Why limit the pledge to OSI-approved licences?
Stephen Paul Weber
singpolyma at singpolyma.net
Mon Dec 7 20:24:32 UTC 2020
Somebody claiming to be Ben Cotton wrote:
>On Sun, Dec 6, 2020 at 10:28 AM Heiki Lõhmus <repentinus at fsfe.org> wrote:
>>
>> Second, I would like to invite you all to consider whether the pledge
>> should be limited to OSI-approved licences. I would like to broaden this
>> to include any licence approved by the FSF or the OSI or software
>> purportedly placed into the public domain as long as the source code is
>> made available.
>>
>I wasn't a part of that decision, but I would assume it's because
>OSI's list is the canonical list of open source licenses. It's an easy
>way to delegate the license analysis to a responsible body so that
>Conservancy doesn't have to be in that business. Adding FSF's list
>seems like a reasonable change to me, but...
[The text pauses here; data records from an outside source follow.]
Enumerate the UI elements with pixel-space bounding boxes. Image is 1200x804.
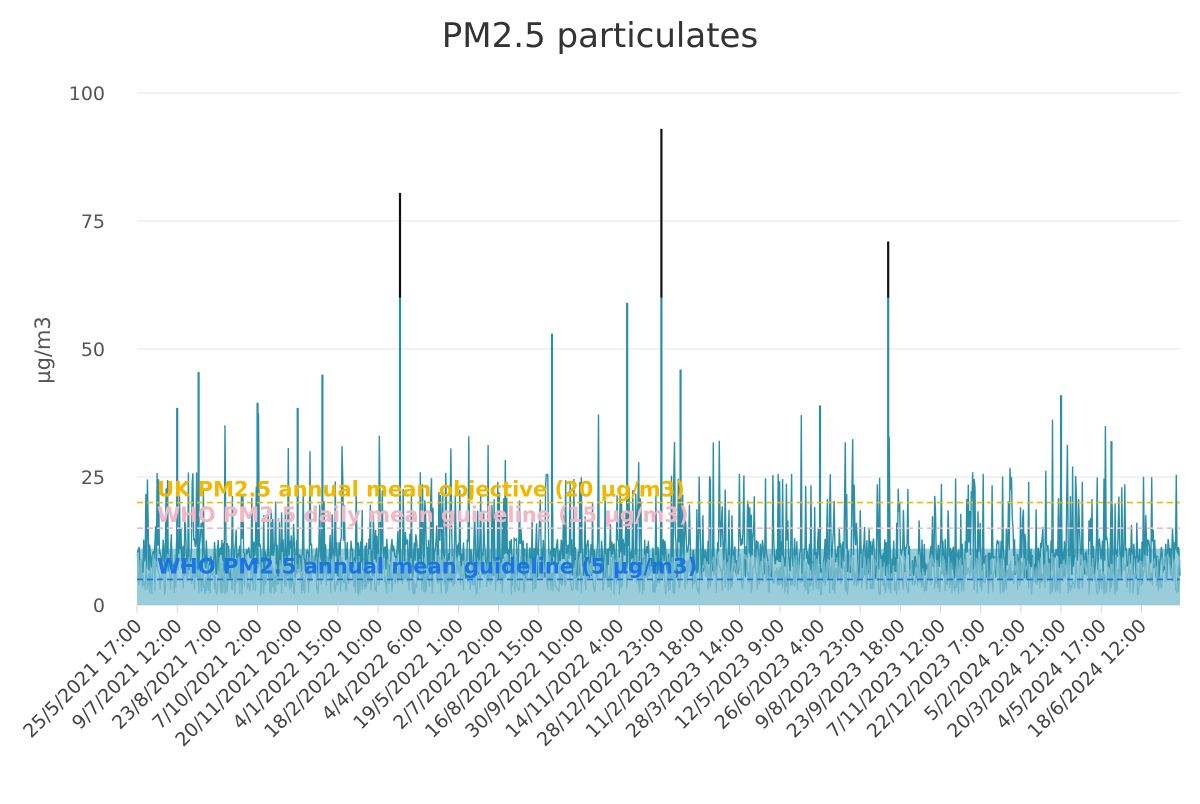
reference-lines: UK PM2.5 annual mean objective (20 µg/m3… <box>137 478 1180 581</box>
y-tick-label: 50 <box>81 339 105 361</box>
y-axis-ticks: 0 25 50 75 100 <box>69 83 105 617</box>
y-axis-label: µg/m3 <box>31 316 55 384</box>
reference-line-label: WHO PM2.5 annual mean guideline (5 µg/m3… <box>157 554 697 578</box>
series-line-upper <box>136 413 1181 581</box>
chart-title: PM2.5 particulates <box>442 16 758 56</box>
series-plot <box>136 128 1181 597</box>
series-line-lower <box>136 552 1181 597</box>
reference-line-label: WHO PM2.5 daily mean guideline (15 µg/m3… <box>157 503 689 527</box>
y-tick-label: 0 <box>93 595 105 617</box>
y-tick-label: 25 <box>81 467 105 489</box>
y-tick-label: 100 <box>69 83 105 105</box>
y-tick-label: 75 <box>81 211 105 233</box>
reference-line-label: UK PM2.5 annual mean objective (20 µg/m3… <box>157 478 685 502</box>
I do like the simplicity of using the OSI-approved list for this kind of thing,
and I guess an easy thing to say is "if you want to be protected by the pledge,
switch to an OSI-approved license". (For example, the WTFPLv2, CC0, and "public
domain" are all kind of poorly suited to software projects that want any legal
protections for other reasons anyway.)
However, the OSI has been pretty clear that they don't intend the approved list
to be completely comprehensive, so it may also exclude historical software meant
to be included that just happens to use a reasonable license not on the OSI list.